The increasing size and public profile of virtual economies, the largest of which have millions of users and gross domestic products that rival those of small countries, have made them increasingly difficult for lawmakers and regulators to ignore.
La question de l’affluence
Une autre attaque commune que font les critiques de Second Life, est son manque d’affluence. À ce jour, on compte 4 millions d’inscriptions à SL mais seulement une portion de ce nombre sont en fait des joueurs invétérés. Selon Wikipedia, les taux d’affluences maximales seraient de 35 000 avatars simultanément et le minimum de 17 000. Le copain Michel Dumais disait lors de son émission radiophonique que lorsqu’il est allé voir les lieux des partis politiques français pour les présidentielles, il n’y avait presque personne dans ces lieux. Pourtant, sur le blogue de Le Meur, qui montre des captures d’écrans du nombre d’avatars ayant visité ces lieux (au jour de la capture) il y avait déjà eu 28 834 avatars (visiteurs uniques) par jour, sur l’île de Sarkozy qui n’existe que depuis 1.5 semaines et 15 564 pour le lieu de rassemblement de madame Royal. J’y ai été moi-même vendredi dernier et vous verrez que sans y avoir foule, les endroits sont plutôt animés. Peut-être que le copain Michel y est allé durant des périodes mortes? De plus, tout comme les locaux des partis durant une élection, ils sont parfois bondée et parfois complètement vide. il ne faut pas non plus oublié les aléas du décalage horaire qui fait qu’un endroit désigné Français, sera à 6 heures de décalage par rapport à Paris. Si bien que si je visite l’endroit à 18 :00 de Montréal, il est déjà minuit à Paris!
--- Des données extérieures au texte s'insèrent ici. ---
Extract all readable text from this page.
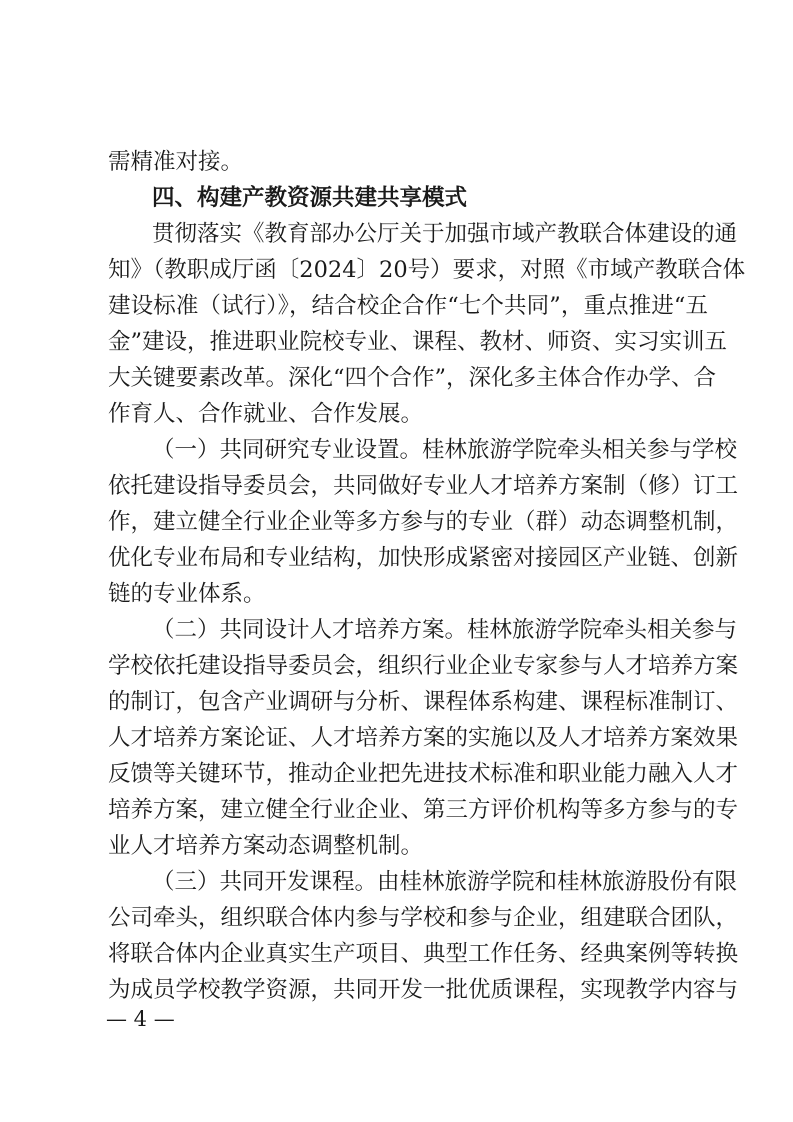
需精准对接。
四、构建产教资源共建共享模式
贯彻落实《教育部办公厅关于加强市域产教联合体建设的通
知》（教职成厅函〔2024〕20号）要求，对照《市域产教联合体
建设标准（试行）》，结合校企合作“七个共同”，重点推进“五
金”建设，推进职业院校专业、课程、教材、师资、实习实训五
大关键要素改革。深化“四个合作”，深化多主体合作办学、合
作育人、合作就业、合作发展。
（一）共同研究专业设置。桂林旅游学院牵头相关参与学校
依托建设指导委员会，共同做好专业人才培养方案制（修）订工
作，建立健全行业企业等多方参与的专业（群）动态调整机制，
优化专业布局和专业结构，加快形成紧密对接园区产业链、创新
链的专业体系。
（二）共同设计人才培养方案。桂林旅游学院牵头相关参与
学校依托建设指导委员会，组织行业企业专家参与人才培养方案
的制订，包含产业调研与分析、课程体系构建、课程标准制订、
人才培养方案论证、人才培养方案的实施以及人才培养方案效果
反馈等关键环节，推动企业把先进技术标准和职业能力融入人才
培养方案，建立健全行业企业、第三方评价机构等多方参与的专
业人才培养方案动态调整机制。
（三）共同开发课程。由桂林旅游学院和桂林旅游股份有限
公司牵头，组织联合体内参与学校和参与企业，组建联合团队，
将联合体内企业真实生产项目、典型工作任务、经典案例等转换
为成员学校教学资源，共同开发一批优质课程，实现教学内容与
— 4 —
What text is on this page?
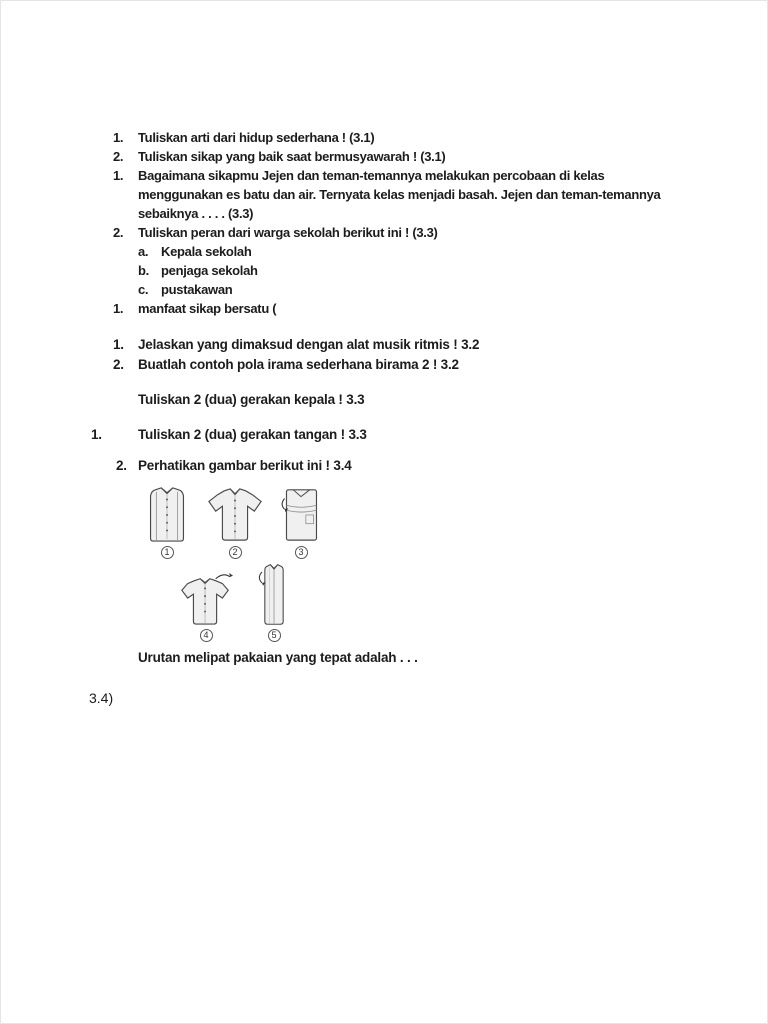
1.	Tuliskan arti dari hidup sederhana ! (3.1)
2.	Tuliskan sikap yang baik saat bermusyawarah ! (3.1)
1.	Bagaimana sikapmu Jejen dan teman-temannya melakukan percobaan di kelas menggunakan es batu dan air. Ternyata kelas menjadi basah. Jejen dan teman-temannya sebaiknya . . . . (3.3)
2.	Tuliskan peran dari warga sekolah berikut ini ! (3.3)
a. Kepala sekolah
b. penjaga sekolah
c. pustakawan
1.	manfaat sikap bersatu (
1.	Jelaskan yang dimaksud dengan alat musik ritmis ! 3.2
2.	Buatlah contoh pola irama sederhana birama 2 ! 3.2
Tuliskan 2 (dua) gerakan kepala ! 3.3
1.	Tuliskan 2 (dua) gerakan tangan ! 3.3
2. Perhatikan gambar berikut ini ! 3.4
1	2	3
4	5
Urutan melipat pakaian yang tepat adalah . . .
3.4)
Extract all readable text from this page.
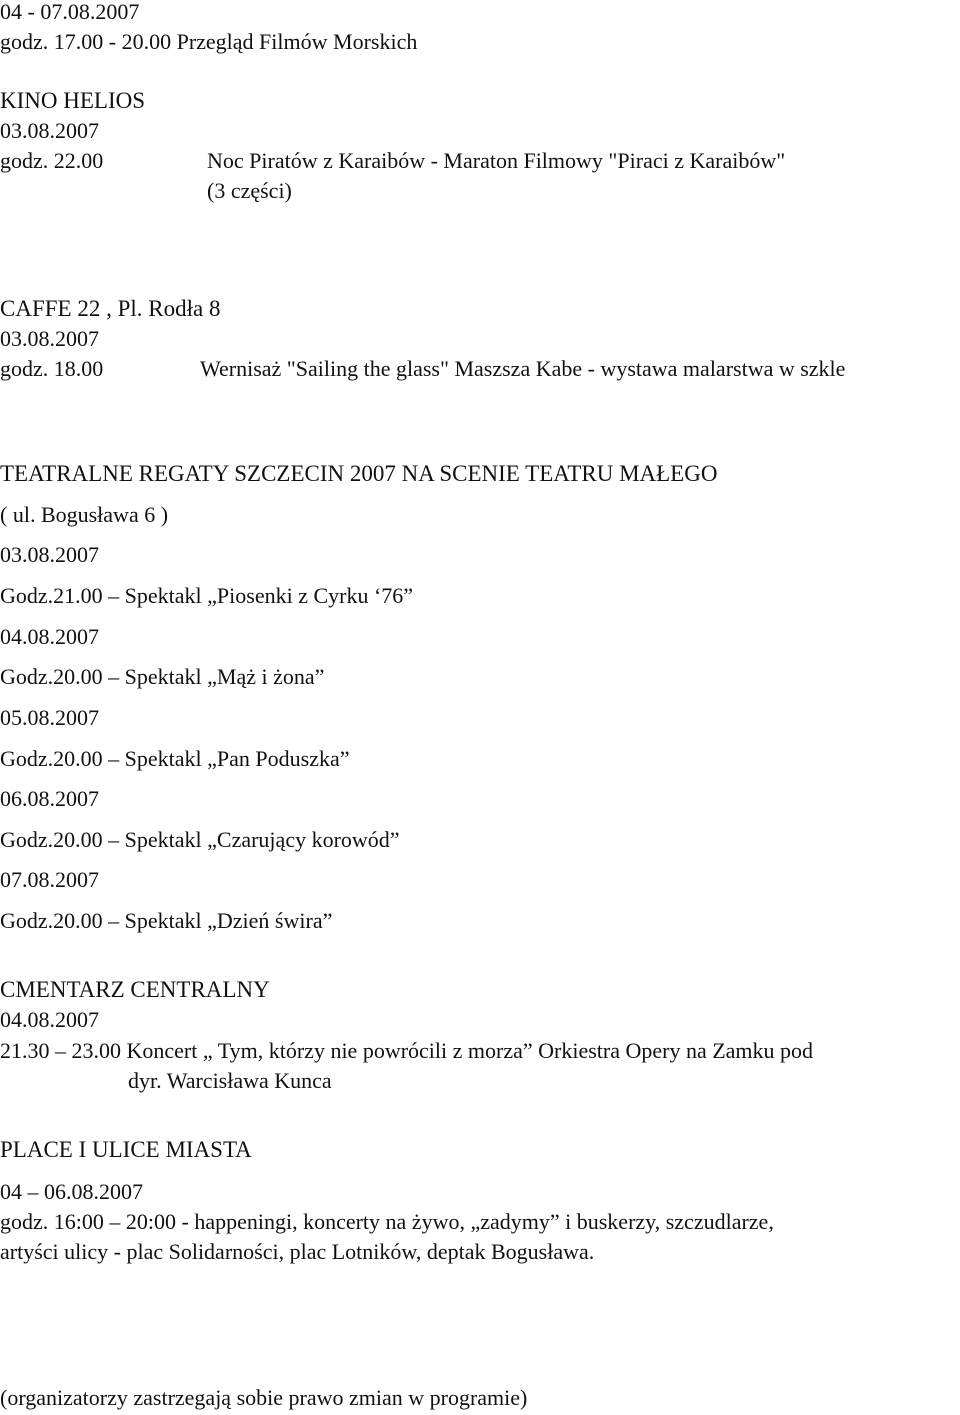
04 - 07.08.2007
godz. 17.00 - 20.00 Przegląd Filmów Morskich
KINO HELIOS
03.08.2007
godz. 22.00	Noc Piratów z Karaibów - Maraton Filmowy "Piraci z Karaibów"
(3 części)
CAFFE 22 , Pl. Rodła 8
03.08.2007
godz. 18.00	Wernisaż "Sailing the glass" Maszsza Kabe - wystawa malarstwa w szkle
TEATRALNE REGATY SZCZECIN 2007 NA SCENIE TEATRU MAŁEGO
( ul. Bogusława 6 )
03.08.2007
Godz.21.00 – Spektakl „Piosenki z Cyrku ‘76”
04.08.2007
Godz.20.00 – Spektakl „Mąż i żona”
05.08.2007
Godz.20.00 – Spektakl „Pan Poduszka”
06.08.2007
Godz.20.00 – Spektakl „Czarujący korowód”
07.08.2007
Godz.20.00 – Spektakl „Dzień świra”
CMENTARZ CENTRALNY
04.08.2007
21.30 – 23.00 Koncert „ Tym, którzy nie powrócili z morza” Orkiestra Opery na Zamku pod
dyr. Warcisława Kunca
PLACE I ULICE MIASTA
04 – 06.08.2007
godz. 16:00 – 20:00 - happeningi, koncerty na żywo, „zadymy” i buskerzy, szczudlarze,
artyści ulicy - plac Solidarności, plac Lotników, deptak Bogusława.
(organizatorzy zastrzegają sobie prawo zmian w programie)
Sur un autre ordre d’idées, pourquoi Second Life se devrait-il d’être constamment peuplé d’Avatars? Certains d’entre eux aiment aussi aller jouer dehors! Plus sérieusement, Second Life est tout de même une plate-forme quoique très médiatisé, encore assez récente. Laissez-lui un peu le temps de prendre son envol. World of Warcraft que l’on prend souvent comme comparatif à SL, existe lui depuis 1994!
En conclusion
Second Life n’est pas un jeu, son nom porte à confusion et son économie peut soulever des questions. C’est tout de même le terreau d’expérimentation de ce que pourrait être le Web de demain. Il y a encore beaucoup de places pour amélioration et non je ne crois pas que Second Life restera seul longtemps. Il pointe déjà de nombreux compétiteurs et plusieurs autres suivront (ce sera sans doute le sujet d’un prochain billet). À mon point de vue, c’est tout de même une avancée spectaculaire du Web 3D et nous ne faisons que commencer à comprendre comment le v-commerce, v-learning, v-health et v-collaboration pourront servir l’humanité dans bien d’autres sphères de l’activité humaine, que le simple plaisir de jouer.